Maybe it’s just my faulty memory. But what I don’t remember are people reading a new, radical option to the Christian faith, discussing it with no one, being unwilling to discuss it with friends who came to them and said, “you know other people have responded to that kind of perspective with some important arguments you might want to consider,” not doing any searching themselves for other perspectives (and this in an era when research actually meant hunting for an hour or two in libraries for things, not just typing a few words and clicking a mouse a few times), in fact not even being curious as to how someone who disagreed with them might explain themselves. What I remember are lots of lively conversations that discussed precisely such disagreements.
In other words, as far as I can see there’s no process at work in what I watch happen today. It’s more like turning off a light switch.
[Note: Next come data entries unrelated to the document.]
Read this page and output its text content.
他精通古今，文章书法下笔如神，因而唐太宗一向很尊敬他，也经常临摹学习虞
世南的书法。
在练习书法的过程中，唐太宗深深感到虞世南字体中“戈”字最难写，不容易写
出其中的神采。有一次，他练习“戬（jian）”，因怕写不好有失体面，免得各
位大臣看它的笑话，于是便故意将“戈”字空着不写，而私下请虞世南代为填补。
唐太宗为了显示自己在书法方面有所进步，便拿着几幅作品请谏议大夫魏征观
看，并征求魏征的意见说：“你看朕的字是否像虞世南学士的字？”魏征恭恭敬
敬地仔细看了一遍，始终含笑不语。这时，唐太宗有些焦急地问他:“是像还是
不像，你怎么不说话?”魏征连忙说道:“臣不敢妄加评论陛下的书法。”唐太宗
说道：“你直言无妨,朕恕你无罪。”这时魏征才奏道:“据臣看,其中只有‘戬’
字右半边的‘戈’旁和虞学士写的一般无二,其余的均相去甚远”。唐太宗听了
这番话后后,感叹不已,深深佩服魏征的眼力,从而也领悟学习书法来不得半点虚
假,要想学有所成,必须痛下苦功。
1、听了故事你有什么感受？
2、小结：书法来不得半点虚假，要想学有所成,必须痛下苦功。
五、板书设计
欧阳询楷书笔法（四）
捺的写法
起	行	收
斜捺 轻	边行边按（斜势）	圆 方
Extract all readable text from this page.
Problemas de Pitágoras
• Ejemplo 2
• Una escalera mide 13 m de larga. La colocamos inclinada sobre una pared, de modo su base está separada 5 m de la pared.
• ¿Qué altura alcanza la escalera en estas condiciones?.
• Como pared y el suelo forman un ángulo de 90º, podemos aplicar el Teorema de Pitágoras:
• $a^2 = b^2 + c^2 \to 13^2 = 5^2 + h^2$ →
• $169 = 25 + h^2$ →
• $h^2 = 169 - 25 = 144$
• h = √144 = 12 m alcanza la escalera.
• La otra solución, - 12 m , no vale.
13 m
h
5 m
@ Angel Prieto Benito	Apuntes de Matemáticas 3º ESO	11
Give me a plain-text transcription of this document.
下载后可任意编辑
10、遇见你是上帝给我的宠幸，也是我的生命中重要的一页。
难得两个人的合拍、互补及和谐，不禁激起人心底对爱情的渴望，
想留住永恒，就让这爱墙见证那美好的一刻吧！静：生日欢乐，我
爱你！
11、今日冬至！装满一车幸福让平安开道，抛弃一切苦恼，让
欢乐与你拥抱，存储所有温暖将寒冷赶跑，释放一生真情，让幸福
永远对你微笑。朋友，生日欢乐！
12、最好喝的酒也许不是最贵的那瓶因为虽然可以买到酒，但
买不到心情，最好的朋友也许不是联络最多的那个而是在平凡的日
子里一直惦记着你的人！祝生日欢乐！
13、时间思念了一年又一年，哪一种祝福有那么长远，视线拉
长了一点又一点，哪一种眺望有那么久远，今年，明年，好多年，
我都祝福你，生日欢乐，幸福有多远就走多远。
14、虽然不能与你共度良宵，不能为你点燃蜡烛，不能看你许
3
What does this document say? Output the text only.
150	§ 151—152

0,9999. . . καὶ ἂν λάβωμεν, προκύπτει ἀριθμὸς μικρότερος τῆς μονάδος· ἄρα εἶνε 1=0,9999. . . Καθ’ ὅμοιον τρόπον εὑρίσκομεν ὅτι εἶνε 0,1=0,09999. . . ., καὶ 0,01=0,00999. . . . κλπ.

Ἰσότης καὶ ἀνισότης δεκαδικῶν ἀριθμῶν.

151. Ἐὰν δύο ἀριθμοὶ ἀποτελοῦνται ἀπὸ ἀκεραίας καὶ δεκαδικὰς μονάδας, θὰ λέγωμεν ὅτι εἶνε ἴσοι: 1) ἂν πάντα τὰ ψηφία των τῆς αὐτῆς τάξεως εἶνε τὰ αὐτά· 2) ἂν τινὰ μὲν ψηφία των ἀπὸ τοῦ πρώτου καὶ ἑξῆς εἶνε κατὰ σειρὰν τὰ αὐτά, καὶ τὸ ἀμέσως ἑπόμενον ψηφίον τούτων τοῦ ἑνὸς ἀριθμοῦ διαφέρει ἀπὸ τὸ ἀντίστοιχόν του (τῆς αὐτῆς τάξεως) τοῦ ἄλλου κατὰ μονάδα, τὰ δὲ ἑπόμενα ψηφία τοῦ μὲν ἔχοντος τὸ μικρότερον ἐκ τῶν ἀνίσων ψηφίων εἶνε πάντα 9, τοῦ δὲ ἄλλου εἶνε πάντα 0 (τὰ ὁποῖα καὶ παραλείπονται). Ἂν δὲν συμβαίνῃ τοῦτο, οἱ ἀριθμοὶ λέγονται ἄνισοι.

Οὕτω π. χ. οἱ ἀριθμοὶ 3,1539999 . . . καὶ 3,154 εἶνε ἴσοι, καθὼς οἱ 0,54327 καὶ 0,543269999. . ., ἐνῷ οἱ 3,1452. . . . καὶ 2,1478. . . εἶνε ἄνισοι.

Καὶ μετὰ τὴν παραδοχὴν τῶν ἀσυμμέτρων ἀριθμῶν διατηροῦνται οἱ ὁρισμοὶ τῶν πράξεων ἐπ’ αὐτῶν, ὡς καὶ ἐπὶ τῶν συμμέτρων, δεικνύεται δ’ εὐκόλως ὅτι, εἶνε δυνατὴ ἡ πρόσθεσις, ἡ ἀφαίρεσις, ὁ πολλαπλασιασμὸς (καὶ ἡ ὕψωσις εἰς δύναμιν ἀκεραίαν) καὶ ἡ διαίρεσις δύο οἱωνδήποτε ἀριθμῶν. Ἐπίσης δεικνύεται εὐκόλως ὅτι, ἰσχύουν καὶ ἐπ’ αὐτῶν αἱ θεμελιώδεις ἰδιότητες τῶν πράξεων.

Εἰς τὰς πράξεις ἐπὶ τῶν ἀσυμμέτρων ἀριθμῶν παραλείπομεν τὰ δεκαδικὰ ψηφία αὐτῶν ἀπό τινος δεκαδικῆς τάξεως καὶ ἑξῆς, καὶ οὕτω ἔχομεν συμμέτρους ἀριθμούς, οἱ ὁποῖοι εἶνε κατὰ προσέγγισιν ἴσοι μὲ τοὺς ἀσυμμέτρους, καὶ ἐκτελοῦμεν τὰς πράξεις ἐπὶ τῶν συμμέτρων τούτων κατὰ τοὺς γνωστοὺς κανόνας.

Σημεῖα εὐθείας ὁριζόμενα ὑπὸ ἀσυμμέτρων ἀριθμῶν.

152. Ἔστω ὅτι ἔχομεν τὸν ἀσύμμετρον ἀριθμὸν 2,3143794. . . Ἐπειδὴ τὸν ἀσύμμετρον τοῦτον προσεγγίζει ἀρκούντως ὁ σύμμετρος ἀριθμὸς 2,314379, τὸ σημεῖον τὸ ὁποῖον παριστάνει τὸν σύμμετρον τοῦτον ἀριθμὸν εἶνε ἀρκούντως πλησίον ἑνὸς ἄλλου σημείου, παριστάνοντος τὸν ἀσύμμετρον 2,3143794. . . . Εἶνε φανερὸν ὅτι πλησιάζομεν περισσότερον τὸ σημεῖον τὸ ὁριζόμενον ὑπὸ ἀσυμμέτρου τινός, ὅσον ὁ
One day people are participating in Christian activity, happily talking about their faith without any hint of angst. The next day someone reads a website, finishes a book or article and they are gone. Granted, undisclosed mental questionings may well have been going on for some time. But the fact that the people don’t talk to their Christian friends about their questions, including those with a track record of listening empathetically, not reacting badly, and calmly being willing to respond, and then after their announcement, when someone comes to them in that spirit, are equally closed even to a calm discussion—all this is something new in my experience. And this is scarcely the first time in recent years I’ve watched it happen. It tends to be most prevalent among the millennial generation but I’ve seen it afflict baby boomers as well!
It’s interesting to read about the Berean residents in first-century Greece, who were Jews challenged by a new perspective—Paul’s—and neither immediately accepted nor rejected it, but did the best research they knew how to do in their world. They reread their own Scriptures, the Hebrew Bible or what Christians call the Old Testament, to see if these new interpretations of old texts (which included taking passages on Israel’s restoration as typological precedent for bodily resurrection!) could at all be true. Indeed, Luke uses a fourth-class conditional clause in verse 11, an archaic grammatical form in first-century Greek, to stress their doubts—a woodenly literal rendering of the clause the NIV fluently translates as “to see if what Paul said was true” could read, “if these things might just possibly hold thusly.” In other words, they were quite skeptical. They were neither gullible nor rebellious but certainly very curious.
As a result, some came to believe and others didn’t--but only after a process of investigation, weighing the alternatives, and discussion and debate. Surely that is a model for what rational, intelligent human beings should do with respect to any important questions of life, whatever they may conclude. Does anybody reading this have other assessments that I haven’t considered?